Bu kanun çerçevesinde her yıl en geç mayıs ayının sonunda Ar-Ge ve Tasarım Merkezleri bu kanunu dikkate alarak hazırladıkları yıllık raporları Sanayi ve Teknoloji Bakanlığı Ar-Ge Merkezleri portalına girişini yapıp yine portal üzerinden göndermek zorundadırlar. Hazırlanan raporlar çoğunlukla üniversitelerden atanan hocaların hakemliği eşliğinde ilk değerlendirmeye tabi tutulur ve sonrasında Sanayi ve Teknoloji Bakanlığı tarafından da hakem raporları da dikkate alınarak değerlendirme yapılır.

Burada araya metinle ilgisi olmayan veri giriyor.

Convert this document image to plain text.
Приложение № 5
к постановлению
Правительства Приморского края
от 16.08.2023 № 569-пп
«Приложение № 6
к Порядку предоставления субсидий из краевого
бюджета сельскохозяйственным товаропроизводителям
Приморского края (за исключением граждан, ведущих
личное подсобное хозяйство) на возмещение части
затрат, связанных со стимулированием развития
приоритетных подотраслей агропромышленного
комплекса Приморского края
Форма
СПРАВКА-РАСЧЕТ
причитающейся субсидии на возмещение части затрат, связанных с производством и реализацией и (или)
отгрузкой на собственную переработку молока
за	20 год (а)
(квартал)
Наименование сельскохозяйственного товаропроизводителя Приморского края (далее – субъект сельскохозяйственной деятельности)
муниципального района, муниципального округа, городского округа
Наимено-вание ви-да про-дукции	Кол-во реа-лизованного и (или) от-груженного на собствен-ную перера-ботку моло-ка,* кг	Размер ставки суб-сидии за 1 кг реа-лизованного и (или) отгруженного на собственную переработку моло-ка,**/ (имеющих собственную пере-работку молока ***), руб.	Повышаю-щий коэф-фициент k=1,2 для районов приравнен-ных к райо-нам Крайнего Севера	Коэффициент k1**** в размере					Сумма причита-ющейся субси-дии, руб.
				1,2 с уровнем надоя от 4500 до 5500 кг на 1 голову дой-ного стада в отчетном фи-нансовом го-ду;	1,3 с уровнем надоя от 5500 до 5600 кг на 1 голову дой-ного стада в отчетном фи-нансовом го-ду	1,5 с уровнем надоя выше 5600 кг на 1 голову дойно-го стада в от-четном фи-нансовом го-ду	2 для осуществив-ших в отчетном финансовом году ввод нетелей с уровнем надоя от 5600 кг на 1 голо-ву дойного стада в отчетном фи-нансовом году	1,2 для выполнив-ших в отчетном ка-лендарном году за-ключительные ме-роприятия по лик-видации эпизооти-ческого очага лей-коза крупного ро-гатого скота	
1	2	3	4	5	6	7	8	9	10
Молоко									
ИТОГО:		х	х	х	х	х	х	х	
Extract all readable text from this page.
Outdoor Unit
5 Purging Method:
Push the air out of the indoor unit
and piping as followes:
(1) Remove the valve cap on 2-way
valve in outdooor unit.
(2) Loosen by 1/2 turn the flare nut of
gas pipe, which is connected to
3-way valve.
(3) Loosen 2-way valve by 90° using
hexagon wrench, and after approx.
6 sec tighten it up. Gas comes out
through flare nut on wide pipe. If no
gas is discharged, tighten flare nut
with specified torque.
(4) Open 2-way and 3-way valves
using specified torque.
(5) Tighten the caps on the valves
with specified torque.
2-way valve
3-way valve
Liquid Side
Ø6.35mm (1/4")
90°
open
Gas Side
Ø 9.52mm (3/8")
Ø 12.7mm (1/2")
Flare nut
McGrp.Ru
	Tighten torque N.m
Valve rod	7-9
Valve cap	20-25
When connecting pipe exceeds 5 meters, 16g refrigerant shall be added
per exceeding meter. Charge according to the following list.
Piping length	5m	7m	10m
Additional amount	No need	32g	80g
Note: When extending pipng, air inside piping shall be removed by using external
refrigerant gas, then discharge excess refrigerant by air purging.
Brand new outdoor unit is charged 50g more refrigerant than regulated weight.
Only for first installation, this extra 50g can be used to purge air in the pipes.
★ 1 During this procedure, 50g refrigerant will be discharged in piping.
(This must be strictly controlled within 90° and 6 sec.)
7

Edindiğimiz tecrübeye göre Ar-Ge ve Tasarım Merkezlerinin yaşadıkları iki büyük sorun bulunmaktadır.

İlki, Ar-Ge ve Tasarım Merkezlerinin sahiplenilmesi yani firmanın en başındaki insanlarca sahiplenmesi sürekliliği belirleyen en önemli faktör olmaktadır. Bu sahiplenme olmadıkça maalesef hep üvey evlat muamelesi görmekte ve gelişimini sağlayamamakla beraber kendisinden beklenen üretkenliği de gösterememektedir.

Bu kıskaçtan kurtulan Ar-Ge ve Tasarım Merkezlerinin bir diğer önemli sorunu da Ar-Ge faaliyetlerinin özendirilmesi, performans değerlendirme ve ödül sistemidir.

Bu kriter, çalışan motivasyonunu önemli oranda etkilemektedir. Çalışanın göstermiş olduğu çabanın görmezden gelinmesi halinde verimin düşmesi an meselesidir. Üzerinde çalışılan proje başarılı veya başarısız olabilir, proje ticari bir çıktıya dönüşmüş olabilir veya olmayabilir. Önemli olan çalışanın projede göstermiş olduğu efor ve azmidir.

Bu kriter üzerine çok söz söylenebilir ancak firmaların bu durumu aşamadıkları için başarıya geç ulaştıklarını hatta birçok firmanın yerinde saydığını görmekteyiz.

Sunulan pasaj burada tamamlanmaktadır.